Reserve Bank of Malawi pessimistic on inflation target

Betchani Tchereni

Reserve Bank of Malawi (RBM) has hinted that the country may miss its inflation targets as global commodity price hike continues to pile pressure on domestic trends.

RBM has expressed the fears in its Market Intelligence Report for February released on Tuesday this week.

According to the report, the war in Ukraine has made prices of imports such as crude oil, wheat and fertiliser to shoot, a situation which has negatively affected prices of various commodities in the country.


The report further says unless there are interventions to reverse the situation is soaring prices for energy, fertilisers, wheat and other commodities, heightened inflation pressures could persist in 2022.

“To the net-importing countries including Malawi, the deteriorating terms of trade emanating from these exogenous global shocks could exert further depreciation pressures to the local currency, thereby fueling inflation,” the report reads.

Minister of Finance Sosten Gwengwe projects in the national budget that inflation will average 9.1 percent in the 2022-23 fiscal year, a dream which may be farfetched now as inflation remains on an upward spiral.


Economist from the Malawi University of Business and Applied Sciences Betchani Tchereni said the projections were unrealistic considering that macroeconomic fundamentals were already volatile at the time the budget was crafted.

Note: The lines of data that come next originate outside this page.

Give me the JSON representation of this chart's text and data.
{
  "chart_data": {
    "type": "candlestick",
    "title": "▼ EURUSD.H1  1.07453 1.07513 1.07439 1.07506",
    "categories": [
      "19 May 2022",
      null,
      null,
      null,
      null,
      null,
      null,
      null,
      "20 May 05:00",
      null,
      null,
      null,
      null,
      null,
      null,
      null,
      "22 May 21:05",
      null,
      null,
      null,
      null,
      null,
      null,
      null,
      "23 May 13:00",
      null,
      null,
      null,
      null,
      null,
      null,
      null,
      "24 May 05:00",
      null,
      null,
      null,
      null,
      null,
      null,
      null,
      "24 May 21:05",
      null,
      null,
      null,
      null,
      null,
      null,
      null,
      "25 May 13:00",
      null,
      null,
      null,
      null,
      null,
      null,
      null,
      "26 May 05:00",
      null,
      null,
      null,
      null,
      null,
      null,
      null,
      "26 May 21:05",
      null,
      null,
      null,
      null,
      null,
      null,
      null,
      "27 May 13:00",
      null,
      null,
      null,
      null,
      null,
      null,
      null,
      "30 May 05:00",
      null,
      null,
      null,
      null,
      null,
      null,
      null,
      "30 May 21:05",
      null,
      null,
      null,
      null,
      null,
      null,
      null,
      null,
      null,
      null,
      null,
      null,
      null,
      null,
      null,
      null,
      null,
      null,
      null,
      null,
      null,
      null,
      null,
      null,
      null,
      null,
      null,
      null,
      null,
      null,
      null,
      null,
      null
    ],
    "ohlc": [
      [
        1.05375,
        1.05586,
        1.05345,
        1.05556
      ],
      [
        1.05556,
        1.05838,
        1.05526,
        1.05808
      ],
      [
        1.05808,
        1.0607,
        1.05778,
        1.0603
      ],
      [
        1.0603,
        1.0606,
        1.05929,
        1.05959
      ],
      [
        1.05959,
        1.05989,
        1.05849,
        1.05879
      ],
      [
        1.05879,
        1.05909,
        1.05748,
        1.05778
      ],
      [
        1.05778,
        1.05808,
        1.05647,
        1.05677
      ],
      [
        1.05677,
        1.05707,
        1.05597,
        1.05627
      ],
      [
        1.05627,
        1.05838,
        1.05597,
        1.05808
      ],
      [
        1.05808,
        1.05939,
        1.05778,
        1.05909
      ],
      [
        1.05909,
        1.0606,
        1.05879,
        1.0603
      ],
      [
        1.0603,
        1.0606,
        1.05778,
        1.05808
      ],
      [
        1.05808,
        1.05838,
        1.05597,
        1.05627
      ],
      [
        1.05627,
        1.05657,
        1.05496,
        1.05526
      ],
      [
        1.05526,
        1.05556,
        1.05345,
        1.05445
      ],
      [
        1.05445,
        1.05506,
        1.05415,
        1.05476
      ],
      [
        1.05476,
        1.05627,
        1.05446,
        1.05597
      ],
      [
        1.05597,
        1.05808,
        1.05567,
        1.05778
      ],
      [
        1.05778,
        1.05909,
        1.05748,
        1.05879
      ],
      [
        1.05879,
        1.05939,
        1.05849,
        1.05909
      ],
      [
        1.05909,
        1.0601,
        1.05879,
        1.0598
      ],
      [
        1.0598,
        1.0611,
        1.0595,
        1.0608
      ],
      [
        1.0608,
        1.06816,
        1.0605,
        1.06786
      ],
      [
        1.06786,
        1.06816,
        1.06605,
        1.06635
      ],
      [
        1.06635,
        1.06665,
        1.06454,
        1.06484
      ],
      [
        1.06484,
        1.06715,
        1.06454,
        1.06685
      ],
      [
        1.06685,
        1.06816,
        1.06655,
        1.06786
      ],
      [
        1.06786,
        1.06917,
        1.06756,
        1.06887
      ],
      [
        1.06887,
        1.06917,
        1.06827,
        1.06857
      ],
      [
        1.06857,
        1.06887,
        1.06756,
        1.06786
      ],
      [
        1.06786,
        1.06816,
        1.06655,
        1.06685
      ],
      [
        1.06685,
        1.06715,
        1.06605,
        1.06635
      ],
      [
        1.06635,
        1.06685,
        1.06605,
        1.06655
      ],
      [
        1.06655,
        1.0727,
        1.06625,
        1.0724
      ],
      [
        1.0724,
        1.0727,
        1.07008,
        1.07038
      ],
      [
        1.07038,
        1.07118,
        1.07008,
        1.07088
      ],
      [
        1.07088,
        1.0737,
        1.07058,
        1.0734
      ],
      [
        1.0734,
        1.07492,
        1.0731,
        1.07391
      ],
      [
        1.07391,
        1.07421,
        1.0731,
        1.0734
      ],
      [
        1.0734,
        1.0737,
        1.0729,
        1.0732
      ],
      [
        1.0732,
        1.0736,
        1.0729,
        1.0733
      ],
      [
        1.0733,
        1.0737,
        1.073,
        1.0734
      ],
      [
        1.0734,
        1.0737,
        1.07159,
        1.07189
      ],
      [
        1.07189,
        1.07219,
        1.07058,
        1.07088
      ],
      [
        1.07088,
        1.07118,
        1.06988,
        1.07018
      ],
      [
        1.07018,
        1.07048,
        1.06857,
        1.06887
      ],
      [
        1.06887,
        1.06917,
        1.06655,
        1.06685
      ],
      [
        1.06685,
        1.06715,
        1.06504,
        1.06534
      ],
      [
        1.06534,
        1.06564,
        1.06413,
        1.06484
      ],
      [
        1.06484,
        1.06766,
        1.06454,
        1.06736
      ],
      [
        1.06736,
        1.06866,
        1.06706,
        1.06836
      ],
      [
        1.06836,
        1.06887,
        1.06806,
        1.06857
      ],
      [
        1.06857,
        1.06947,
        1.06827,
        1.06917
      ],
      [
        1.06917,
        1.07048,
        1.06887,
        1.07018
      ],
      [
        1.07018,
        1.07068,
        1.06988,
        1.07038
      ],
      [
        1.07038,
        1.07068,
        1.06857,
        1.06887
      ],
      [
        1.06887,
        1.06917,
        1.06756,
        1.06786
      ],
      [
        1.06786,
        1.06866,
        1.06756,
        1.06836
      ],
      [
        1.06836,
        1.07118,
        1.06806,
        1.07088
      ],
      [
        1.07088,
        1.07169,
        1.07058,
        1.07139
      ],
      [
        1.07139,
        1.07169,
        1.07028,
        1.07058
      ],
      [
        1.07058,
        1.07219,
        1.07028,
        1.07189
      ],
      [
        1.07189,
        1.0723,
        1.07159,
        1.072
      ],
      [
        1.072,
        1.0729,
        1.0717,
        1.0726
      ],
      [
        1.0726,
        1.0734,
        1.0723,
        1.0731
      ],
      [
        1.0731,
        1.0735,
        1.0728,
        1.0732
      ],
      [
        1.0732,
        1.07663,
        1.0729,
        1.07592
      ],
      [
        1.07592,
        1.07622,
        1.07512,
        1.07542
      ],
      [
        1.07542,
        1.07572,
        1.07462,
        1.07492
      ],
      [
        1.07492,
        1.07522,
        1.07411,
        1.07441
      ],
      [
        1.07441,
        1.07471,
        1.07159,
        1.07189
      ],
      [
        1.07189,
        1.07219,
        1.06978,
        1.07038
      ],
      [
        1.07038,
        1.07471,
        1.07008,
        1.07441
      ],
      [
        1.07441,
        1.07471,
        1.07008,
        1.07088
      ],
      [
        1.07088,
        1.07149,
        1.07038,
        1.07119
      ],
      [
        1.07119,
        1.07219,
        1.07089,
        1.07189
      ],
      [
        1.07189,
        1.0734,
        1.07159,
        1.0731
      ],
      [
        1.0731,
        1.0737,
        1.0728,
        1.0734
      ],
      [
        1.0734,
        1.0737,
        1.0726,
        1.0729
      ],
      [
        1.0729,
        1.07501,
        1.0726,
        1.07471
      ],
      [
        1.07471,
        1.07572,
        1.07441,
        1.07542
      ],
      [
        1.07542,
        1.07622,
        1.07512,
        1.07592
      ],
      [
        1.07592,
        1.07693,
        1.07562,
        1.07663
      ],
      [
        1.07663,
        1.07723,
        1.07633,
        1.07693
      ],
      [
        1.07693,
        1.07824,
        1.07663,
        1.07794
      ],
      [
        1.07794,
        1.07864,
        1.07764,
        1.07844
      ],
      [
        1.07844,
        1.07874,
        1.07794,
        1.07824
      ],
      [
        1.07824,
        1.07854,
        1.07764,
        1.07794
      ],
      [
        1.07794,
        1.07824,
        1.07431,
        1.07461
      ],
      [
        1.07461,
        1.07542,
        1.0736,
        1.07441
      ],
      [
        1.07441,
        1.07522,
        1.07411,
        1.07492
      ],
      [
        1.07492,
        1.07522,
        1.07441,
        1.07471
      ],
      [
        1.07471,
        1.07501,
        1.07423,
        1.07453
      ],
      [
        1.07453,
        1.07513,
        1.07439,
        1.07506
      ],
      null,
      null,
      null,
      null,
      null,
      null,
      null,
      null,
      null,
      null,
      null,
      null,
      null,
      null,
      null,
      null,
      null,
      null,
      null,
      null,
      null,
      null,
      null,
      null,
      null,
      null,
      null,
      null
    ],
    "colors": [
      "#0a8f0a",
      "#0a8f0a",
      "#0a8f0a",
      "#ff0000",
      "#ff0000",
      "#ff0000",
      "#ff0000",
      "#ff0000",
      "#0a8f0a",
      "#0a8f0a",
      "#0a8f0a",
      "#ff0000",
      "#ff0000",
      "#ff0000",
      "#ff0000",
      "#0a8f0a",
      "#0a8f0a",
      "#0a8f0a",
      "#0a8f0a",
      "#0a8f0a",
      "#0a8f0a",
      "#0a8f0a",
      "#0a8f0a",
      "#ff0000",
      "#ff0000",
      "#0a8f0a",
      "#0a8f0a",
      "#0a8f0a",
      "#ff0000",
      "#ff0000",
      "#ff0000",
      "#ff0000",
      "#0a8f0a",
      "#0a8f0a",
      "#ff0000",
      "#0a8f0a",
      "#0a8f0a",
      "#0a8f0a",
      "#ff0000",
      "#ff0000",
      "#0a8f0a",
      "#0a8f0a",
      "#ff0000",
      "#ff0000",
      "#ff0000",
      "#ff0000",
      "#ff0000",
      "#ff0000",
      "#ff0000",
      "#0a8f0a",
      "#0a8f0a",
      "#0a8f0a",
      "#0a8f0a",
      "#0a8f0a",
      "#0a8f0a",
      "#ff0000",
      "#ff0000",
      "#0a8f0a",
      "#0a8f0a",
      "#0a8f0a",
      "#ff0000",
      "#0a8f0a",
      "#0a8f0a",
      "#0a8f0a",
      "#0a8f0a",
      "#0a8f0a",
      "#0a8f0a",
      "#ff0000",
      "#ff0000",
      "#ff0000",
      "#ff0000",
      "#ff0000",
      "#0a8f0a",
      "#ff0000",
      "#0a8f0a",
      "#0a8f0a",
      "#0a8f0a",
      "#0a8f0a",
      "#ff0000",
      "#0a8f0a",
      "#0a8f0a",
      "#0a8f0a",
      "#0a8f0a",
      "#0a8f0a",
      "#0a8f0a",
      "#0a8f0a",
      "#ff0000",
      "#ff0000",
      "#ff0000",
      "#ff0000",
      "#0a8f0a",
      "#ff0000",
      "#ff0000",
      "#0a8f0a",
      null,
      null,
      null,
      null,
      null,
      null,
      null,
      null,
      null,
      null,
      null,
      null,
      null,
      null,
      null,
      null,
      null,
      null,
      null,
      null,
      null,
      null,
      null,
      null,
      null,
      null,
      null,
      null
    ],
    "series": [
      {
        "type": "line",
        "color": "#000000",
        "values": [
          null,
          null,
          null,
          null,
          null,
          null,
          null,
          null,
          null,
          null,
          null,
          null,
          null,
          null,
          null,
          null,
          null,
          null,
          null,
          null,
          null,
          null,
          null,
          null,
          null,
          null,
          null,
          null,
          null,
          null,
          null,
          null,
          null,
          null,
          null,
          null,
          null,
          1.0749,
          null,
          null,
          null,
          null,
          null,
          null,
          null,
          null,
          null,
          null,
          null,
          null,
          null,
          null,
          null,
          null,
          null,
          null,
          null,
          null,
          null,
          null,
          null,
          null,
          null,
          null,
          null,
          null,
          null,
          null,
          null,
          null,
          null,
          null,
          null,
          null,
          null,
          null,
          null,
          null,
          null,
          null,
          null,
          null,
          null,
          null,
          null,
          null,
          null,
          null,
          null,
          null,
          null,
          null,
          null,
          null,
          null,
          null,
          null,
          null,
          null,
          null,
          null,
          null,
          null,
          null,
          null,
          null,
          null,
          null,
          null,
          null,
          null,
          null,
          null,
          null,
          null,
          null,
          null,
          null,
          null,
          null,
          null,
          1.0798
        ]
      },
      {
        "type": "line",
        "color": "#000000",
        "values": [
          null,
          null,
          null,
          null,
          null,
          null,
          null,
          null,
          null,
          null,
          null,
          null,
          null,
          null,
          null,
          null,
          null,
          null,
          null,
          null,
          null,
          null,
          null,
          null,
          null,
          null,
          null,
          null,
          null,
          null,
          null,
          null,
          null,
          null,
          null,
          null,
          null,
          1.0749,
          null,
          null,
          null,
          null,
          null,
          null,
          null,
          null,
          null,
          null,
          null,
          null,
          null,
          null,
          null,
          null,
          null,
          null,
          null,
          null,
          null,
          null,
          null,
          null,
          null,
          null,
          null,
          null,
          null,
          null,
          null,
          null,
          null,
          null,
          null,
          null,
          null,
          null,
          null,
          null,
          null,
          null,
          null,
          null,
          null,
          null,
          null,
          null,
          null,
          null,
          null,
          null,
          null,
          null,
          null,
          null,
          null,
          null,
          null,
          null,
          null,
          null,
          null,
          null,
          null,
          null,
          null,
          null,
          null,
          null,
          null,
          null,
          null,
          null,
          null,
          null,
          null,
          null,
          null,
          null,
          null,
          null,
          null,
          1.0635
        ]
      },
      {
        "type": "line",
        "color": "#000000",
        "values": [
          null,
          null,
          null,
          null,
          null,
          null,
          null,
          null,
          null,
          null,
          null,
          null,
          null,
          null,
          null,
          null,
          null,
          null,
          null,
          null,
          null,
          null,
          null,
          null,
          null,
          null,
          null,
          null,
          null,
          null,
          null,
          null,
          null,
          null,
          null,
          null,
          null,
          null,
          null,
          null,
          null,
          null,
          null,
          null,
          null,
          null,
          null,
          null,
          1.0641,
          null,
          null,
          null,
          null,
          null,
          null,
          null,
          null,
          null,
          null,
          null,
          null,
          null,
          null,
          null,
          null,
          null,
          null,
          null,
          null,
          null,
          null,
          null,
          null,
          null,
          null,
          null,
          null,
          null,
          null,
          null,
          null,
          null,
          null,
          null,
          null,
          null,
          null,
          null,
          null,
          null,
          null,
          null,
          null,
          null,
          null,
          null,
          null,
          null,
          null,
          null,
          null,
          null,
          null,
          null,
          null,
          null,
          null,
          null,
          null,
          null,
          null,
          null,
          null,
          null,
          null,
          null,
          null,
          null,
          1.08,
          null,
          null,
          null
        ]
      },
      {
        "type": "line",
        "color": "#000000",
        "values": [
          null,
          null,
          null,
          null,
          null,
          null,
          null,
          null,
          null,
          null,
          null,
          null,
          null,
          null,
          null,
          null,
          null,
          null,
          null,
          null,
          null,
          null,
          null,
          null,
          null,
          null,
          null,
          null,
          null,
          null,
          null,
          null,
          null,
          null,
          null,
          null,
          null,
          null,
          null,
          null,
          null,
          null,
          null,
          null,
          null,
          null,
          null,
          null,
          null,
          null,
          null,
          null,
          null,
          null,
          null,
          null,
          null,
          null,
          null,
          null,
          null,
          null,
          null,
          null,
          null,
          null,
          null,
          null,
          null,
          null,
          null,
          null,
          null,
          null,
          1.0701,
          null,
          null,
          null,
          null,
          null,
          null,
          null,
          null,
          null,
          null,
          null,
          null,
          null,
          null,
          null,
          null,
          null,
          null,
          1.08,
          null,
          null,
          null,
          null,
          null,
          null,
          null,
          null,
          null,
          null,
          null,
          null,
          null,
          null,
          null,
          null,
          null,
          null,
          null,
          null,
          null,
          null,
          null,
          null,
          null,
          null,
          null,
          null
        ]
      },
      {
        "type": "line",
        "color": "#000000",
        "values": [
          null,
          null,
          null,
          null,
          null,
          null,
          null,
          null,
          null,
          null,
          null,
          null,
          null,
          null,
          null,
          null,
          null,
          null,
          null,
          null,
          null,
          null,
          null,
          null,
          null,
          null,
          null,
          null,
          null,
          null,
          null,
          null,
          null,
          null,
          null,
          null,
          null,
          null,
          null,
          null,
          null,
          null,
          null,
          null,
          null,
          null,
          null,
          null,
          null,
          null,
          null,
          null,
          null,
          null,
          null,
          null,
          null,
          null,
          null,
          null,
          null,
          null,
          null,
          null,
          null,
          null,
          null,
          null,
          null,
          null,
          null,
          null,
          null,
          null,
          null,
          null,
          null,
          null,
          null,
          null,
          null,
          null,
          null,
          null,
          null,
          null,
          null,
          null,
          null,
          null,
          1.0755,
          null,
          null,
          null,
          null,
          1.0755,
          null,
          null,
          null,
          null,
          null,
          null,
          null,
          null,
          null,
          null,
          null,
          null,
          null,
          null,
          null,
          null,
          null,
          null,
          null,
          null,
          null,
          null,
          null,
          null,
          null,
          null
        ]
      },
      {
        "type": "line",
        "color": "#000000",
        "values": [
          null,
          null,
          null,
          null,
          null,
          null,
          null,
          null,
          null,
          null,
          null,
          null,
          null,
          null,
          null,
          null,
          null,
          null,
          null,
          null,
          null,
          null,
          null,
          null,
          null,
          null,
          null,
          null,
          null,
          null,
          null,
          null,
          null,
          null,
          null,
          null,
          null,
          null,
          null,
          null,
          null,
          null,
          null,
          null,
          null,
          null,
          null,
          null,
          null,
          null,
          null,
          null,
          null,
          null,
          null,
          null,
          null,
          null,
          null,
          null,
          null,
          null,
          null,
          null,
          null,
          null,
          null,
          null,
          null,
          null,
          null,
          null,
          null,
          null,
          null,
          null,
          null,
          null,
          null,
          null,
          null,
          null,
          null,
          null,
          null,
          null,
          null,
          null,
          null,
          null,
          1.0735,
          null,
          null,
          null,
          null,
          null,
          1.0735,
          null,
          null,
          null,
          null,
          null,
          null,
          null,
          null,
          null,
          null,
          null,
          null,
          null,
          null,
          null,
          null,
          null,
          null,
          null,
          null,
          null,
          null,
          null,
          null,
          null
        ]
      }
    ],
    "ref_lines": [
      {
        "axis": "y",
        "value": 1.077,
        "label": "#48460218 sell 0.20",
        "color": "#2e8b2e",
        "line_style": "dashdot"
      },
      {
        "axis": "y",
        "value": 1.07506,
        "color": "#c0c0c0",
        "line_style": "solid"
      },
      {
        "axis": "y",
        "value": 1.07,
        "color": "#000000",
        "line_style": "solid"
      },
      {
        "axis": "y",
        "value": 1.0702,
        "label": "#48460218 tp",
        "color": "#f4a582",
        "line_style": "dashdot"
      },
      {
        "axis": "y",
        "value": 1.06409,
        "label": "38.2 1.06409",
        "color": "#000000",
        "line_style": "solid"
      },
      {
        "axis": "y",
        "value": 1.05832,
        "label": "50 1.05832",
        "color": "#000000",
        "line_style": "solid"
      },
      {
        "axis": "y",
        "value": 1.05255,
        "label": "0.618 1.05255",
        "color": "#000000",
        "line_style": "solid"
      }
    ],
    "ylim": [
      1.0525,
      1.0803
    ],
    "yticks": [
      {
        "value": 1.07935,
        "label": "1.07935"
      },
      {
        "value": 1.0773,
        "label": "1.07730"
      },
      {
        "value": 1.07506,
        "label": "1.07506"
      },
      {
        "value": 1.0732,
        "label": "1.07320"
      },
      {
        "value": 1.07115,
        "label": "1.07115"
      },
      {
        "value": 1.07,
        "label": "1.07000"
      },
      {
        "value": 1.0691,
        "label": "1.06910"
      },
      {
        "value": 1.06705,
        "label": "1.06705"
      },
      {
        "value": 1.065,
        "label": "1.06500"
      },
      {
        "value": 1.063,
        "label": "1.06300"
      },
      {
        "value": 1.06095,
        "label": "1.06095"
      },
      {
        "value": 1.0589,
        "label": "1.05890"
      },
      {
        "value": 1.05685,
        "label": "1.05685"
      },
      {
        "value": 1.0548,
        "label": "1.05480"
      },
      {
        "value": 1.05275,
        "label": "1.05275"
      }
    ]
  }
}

He added that the effect of worsening trade terms and inflation will be dire to the economy because interest rates are likely to rise and the cost of living is also expected to continue rising.

“There is nothing we can do now apart from aggressively approaching donor partners such as the International Monetary Fund and the World Bank for help to cushion other threats,” he said.

Malawi remains a net importing nation despite aspirations to turn it into a predominantly producing and exporting nation.